#Kejahatan#Pencurian

Polisi di Tuba Bekuk Pembobol Sarang Walet

( kata)
Polisi di Tuba Bekuk Pembobol Sarang Walet
Tersangka saat diamankan di Mapolres Tulangbawang. (Dok Polres Tuba).

Menggala (Lampost.co) – Jajaran kepolisian di Tulangbawang membekuk Sulaiman alias Tejo, pelaku pencurian sarang walet. Tersangka diketahui juga pernah membobol waralaba di wilayah hokum Polres Tuba.

Daftar kasus maling yang pernah digarap Sulaiman alias Tejo di dua lokasi dengan dua kelompok berbeda. Sulaiman merupakan warga Jalan Pisang, Kampung Gedungkarya Jitu, Kecamatan Rawajitu Selatan, Tulangbawang.

Pria 30 tahun itu, selain terlibat pencurian sarang burung walet ternyata juga terlibat dalam kasus pembobolan Toko Waralaba atau Alfamart yang ada di kampungnya.

Pelarian buronan kasus maling di dua lokasi kejadian itu akhirnya terhenti, setelah Tekab 308 Polres Tulangbawang membekuknya di Pasar Rawajitu Selatan, Rabu 19 Agustus 2020 sekira pukul 21.00 WIB.

Kapolres Tulangbawang AKBP Andy Siswantoro mengatakan, hasil dari pemeriksaan diketahui tersangka turut terlibat kasus pencurian toko waralaba yang ada di kampungnya sendiri.

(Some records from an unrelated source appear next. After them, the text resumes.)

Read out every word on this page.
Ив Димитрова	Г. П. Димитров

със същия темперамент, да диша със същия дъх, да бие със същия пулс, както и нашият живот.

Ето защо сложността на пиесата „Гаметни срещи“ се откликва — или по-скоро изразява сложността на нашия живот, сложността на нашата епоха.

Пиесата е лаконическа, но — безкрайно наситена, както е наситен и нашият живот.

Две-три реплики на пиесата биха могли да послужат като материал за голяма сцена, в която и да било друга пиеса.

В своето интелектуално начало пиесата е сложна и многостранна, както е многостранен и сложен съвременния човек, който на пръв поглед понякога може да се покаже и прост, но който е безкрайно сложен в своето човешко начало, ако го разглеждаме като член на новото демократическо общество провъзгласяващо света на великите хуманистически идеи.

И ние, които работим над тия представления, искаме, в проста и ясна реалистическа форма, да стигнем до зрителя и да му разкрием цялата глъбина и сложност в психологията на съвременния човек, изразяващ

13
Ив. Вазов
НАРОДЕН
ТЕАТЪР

Pada kasus tersebut tersangka melakukannya bersama dua rekannya yakni M Pebri Setiono (26), dan satu pelaku saat ini masih dalam pengejaran aparat kepolisian setempat.

Ketiga tersangka berakasi pada Rabu, 8 Januari 2020, sekira pukul 02.00 WIB. Para pelaku masuk saat toko sudah tutup dengan cara merusak kunci pintu. Di toko itu, mereka menggasak sejumlah bungkus rokok dengan nilai kerugian Rp6 juta.

"Dalam melakukan aksi kejahatannya, pelaku SN tidak sendirian tetapi bersama dengan M Pebri Setiono yang sudah terlebih dahulu ditangkap dan sedang menjalani hukuman di Rutan Klas ll B Menggala. Sementara satu orang lagi rekannya sampai saat ini masih buron," kata Andy, Sabtu, 22 Agustus 2020.

Di bulan berikutnya tepatnya pada, Rabu 26 Februari 2020, terang Andy, Sulaiman alias Tejo kembali melancarkan aksinya. Namun kali ini, ia beraksi dengan kelompok berbeda.

Kali ini Sulaiman melancarkan aksinya bersama Murod Bustomi (44) warga Kampung Bumidipasena Makmur, Kecamatan Rawajitu Timur mencuri 15 kg sarang burung walet senilai Rp150 juta yang ada dikampungnya sendiri. Mereka masuk ke dalam gedung walet dengan cara merusak gembok pintu.

"Sama halnya saat membobol Toko Alfamart, Sulaiman tidak bekerja sendiri tetapi bersama rekannya Murod. Tetapi Murod sudah terlebih dahulu ditangkap dan saat ini sedang menjalani hukuman di Rutan Klas ll B Menggala," ujar dia.

Selain menangkap tersangka, imbuh Andy, turut disita barang bukti tas warna coklat yang berisikan kunci letter T. Saat ini, tersangka tengah ditahan di Mapolres Tulangbawang. Ia terancam dijerat Pasal 363 KUHPidana tentang pencurian dengan pemberatan dengan 7 tahun kurungan penjara.